La crisi interna spinge la Turchia verso Occidente

Il Presidente Erdogan ha da poco iniziato il nuovo mandato presidenziale trovando un Paese diviso e piegato da una forte crisi interna.

 

 

La rielezione del maggio scorso di Recep Tayyip Erdogan come Presidente della Turchia ha segnato un momento di svolta nella politica estera ed economica del Paese ponte tra Europa e Medio Oriente. Già la composizione del nuovo gabinetto di Governo aveva lanciato dei segnali che erano stati accolti con benevolenza a livello internazionale: Hakan Fidan, ex capo dell’intelligence turca, stimato all’estero e considerato il protagonista dell’attivismo geopolitico di Ankara, agli Esteri; Mehmet Simsek, Ministro dell’Economia, noto economista con esperienze lavorative in Europa e negli Stati Uniti, favorevole al libero mercato e alla globalizzazione. Politica estera ed economia, due materie che collaboreranno a gomito stretto nella nuova Amministrazione Erdogan.

Nell’ultima decade, le strategie esterne di Ankara sono state dettate da disegni geopolitici e securitari che, se da una parte hanno cimentato un sentimento di identità e unione nella parte di popolazione più fedele agli ideali del Presidente, dall’altra hanno lasciato la politica economica turca in balia del patriottismo puro e militante piuttosto che delle proiezioni e delle analisi.
Un modus operandi che ha portato ad un divario tra le aspirazioni geopolitiche turche e le proprie necessità economiche, un divario presente in diverse realtà del Medio Oriente che ha necessità oggi di essere colmato.

La difficile congiuntura economica che la Turchia sta affrontando dovrà essere superata trovando fondi ed investimenti; la domanda è dove verranno ricercati. Golfo, Europa, Cina e Russia, quattro direttrici che Erdogan conosce, tutte papabili vie verso una stabilità non solo economica, ma soprattutto politica, che il Presidente persegue. Le elezioni di maggio hanno confermato Erdogan alla presidenza ma si è reso necessario un secondo turno di ballottaggio per nulla scontato; le urne hanno restituito un Paese diviso e il seguito del Capo di Stato è progressivamente calato nel corso del precedente mandato. Il famoso paradigma neo-ottomano di Erdogan, cioè la volontà di guidare i territori dell’ex impero ottomano facendo leva sul nazionalismo oltre confine, che ha guidato la politica turca degli ultimi anni, dovrà essere modulato in funzione del panorama socio-economico del Paese. Uno Stato, per quanto idealmente coeso, deve intervenire per sanare i dissesti economici e assicurare ai cittadini uno stile di vita adeguato prima di perseguire uno scopo così ampio ed identitario.

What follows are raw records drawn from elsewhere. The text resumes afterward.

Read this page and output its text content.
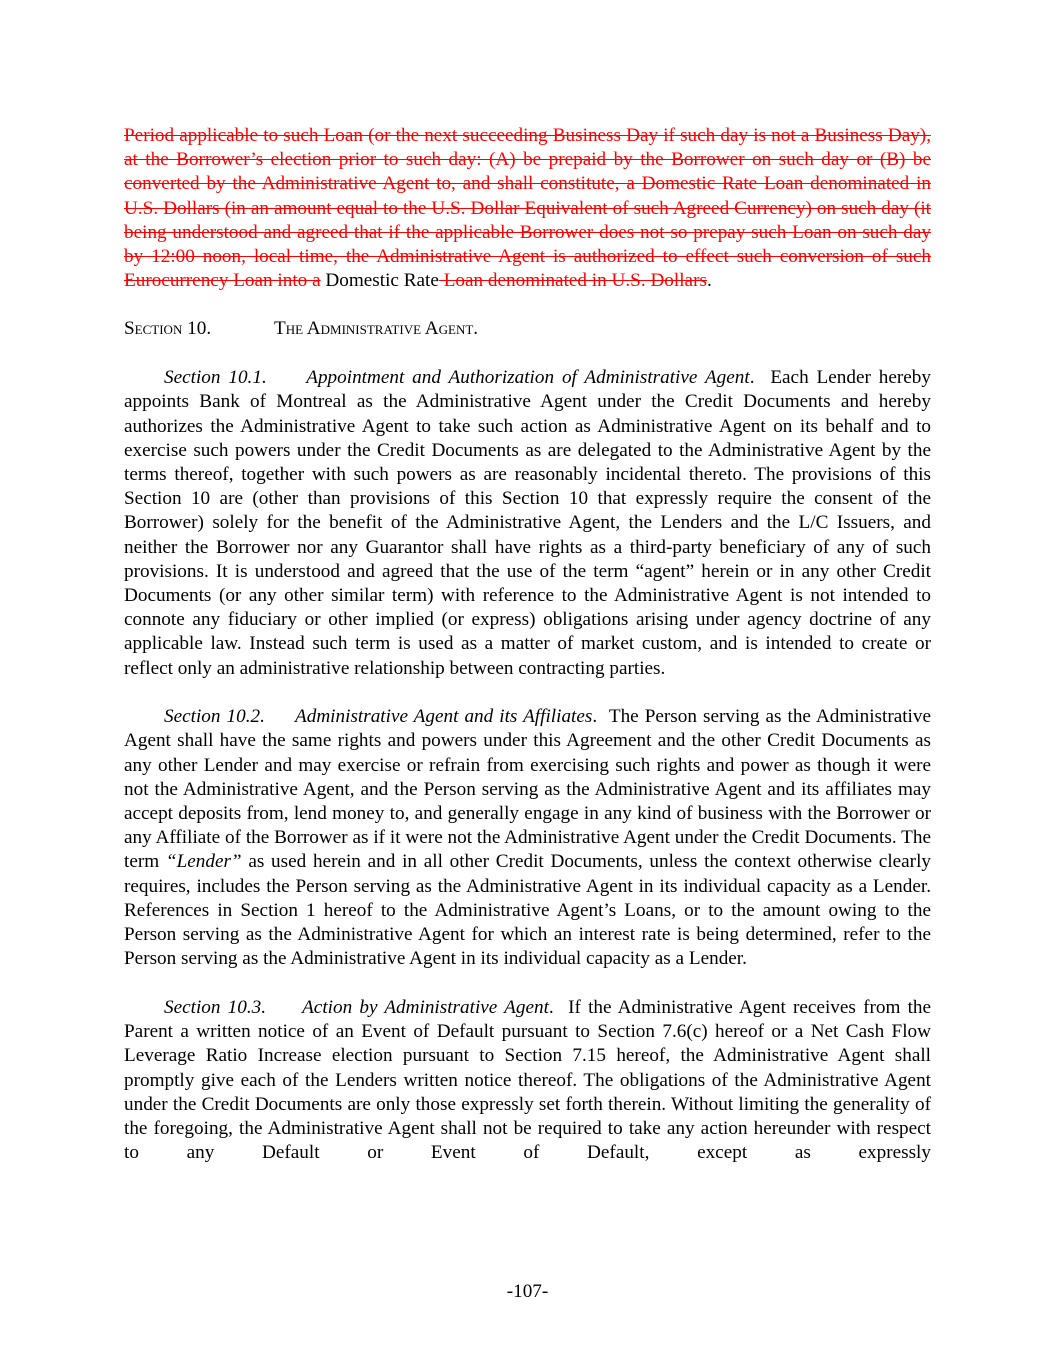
Period applicable to such Loan (or the next succeeding Business Day if such day is not a Business Day), at the Borrower’s election prior to such day: (A) be prepaid by the Borrower on such day or (B) be converted by the Administrative Agent to, and shall constitute, a Domestic Rate Loan denominated in U.S. Dollars (in an amount equal to the U.S. Dollar Equivalent of such Agreed Currency) on such day (it being understood and agreed that if the applicable Borrower does not so prepay such Loan on such day by 12:00 noon, local time, the Administrative Agent is authorized to effect such conversion of such Eurocurrency Loan into a Domestic Rate Loan denominated in U.S. Dollars.

Section 10.	The Administrative Agent.

Section 10.1. Appointment and Authorization of Administrative Agent.  Each Lender hereby appoints Bank of Montreal as the Administrative Agent under the Credit Documents and hereby authorizes the Administrative Agent to take such action as Administrative Agent on its behalf and to exercise such powers under the Credit Documents as are delegated to the Administrative Agent by the terms thereof, together with such powers as are reasonably incidental thereto. The provisions of this Section 10 are (other than provisions of this Section 10 that expressly require the consent of the Borrower) solely for the benefit of the Administrative Agent, the Lenders and the L/C Issuers, and neither the Borrower nor any Guarantor shall have rights as a third-party beneficiary of any of such provisions. It is understood and agreed that the use of the term “agent” herein or in any other Credit Documents (or any other similar term) with reference to the Administrative Agent is not intended to connote any fiduciary or other implied (or express) obligations arising under agency doctrine of any applicable law. Instead such term is used as a matter of market custom, and is intended to create or reflect only an administrative relationship between contracting parties.

Section 10.2. Administrative Agent and its Affiliates.  The Person serving as the Administrative Agent shall have the same rights and powers under this Agreement and the other Credit Documents as any other Lender and may exercise or refrain from exercising such rights and power as though it were not the Administrative Agent, and the Person serving as the Administrative Agent and its affiliates may accept deposits from, lend money to, and generally engage in any kind of business with the Borrower or any Affiliate of the Borrower as if it were not the Administrative Agent under the Credit Documents. The term “Lender” as used herein and in all other Credit Documents, unless the context otherwise clearly requires, includes the Person serving as the Administrative Agent in its individual capacity as a Lender. References in Section 1 hereof to the Administrative Agent’s Loans, or to the amount owing to the Person serving as the Administrative Agent for which an interest rate is being determined, refer to the Person serving as the Administrative Agent in its individual capacity as a Lender.

Section 10.3. Action by Administrative Agent.  If the Administrative Agent receives from the Parent a written notice of an Event of Default pursuant to Section 7.6(c) hereof or a Net Cash Flow Leverage Ratio Increase election pursuant to Section 7.15 hereof, the Administrative Agent shall promptly give each of the Lenders written notice thereof. The obligations of the Administrative Agent under the Credit Documents are only those expressly set forth therein. Without limiting the generality of the foregoing, the Administrative Agent shall not be required to take any action hereunder with respect to any Default or Event of Default, except as expressly

-107-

Recentemente la Turchia ha deciso di votare favorevolmente all’ingresso nella NATO della Svezia, una decisione che ha sbloccato l’impasse creato proprio da Ankara attraverso l’ostruzionismo nei confronti di Stoccolma. Erdogan è uscito dal vertice di Vilnius con lo sblocco dell’acquisto turco degli F-16 statunitensi, bloccato dal Congresso USA per via delle minacce turche alla Grecia, e con il ritorno al dibattito sull’adesione della Turchia all’Unione Europea. Mentre quest’ultima ipotesi sembra ancora lontana dal potersi avverare (il dibattito è in corso dal 1999), Ankara sembrerebbe aver ottenuto anche la fine dell’embargo canadese sulle armi.

 

 

Anche sul conflitto ucraino la Turchia sta cercando di essere protagonista, provando ad essere a favore dell’Ucraina senza essere anti-Mosca per non destabilizzare gli equilibri di potere nel Mar Nero. Quello di Ankara è un ruolo di interlocutore che si pone nel mezzo dei due contendenti mediando su affari vitali come il grano, ma senza aderire alle sanzioni contro la Russia.

La Turchia oggi rappresenta uno degli esempi più importanti di quei Paesi ai margini delle grandi potenze che cercano di emergere come centro di potere. Le aspirazioni revisioniste di Erdogan però si sono scontrate negli ultimi anni con le congiunture economiche che hanno colpito i turchi più di altri; per questo è necessario portare avanti delle politiche parallele che consentano al Presidente di far emergere il peso geopolitico del proprio Paese senza andare contro l’Occidente o le forze ad Est, Cina e Russia. La collocazione geografica e la propria presenza nella NATO sono gli assi nella manica che la Turchia di Erdogan giocherà per emergere nelle sfide geopolitiche globali del futuro, cercando su più fronti vantaggi tanto esterni quanto interni.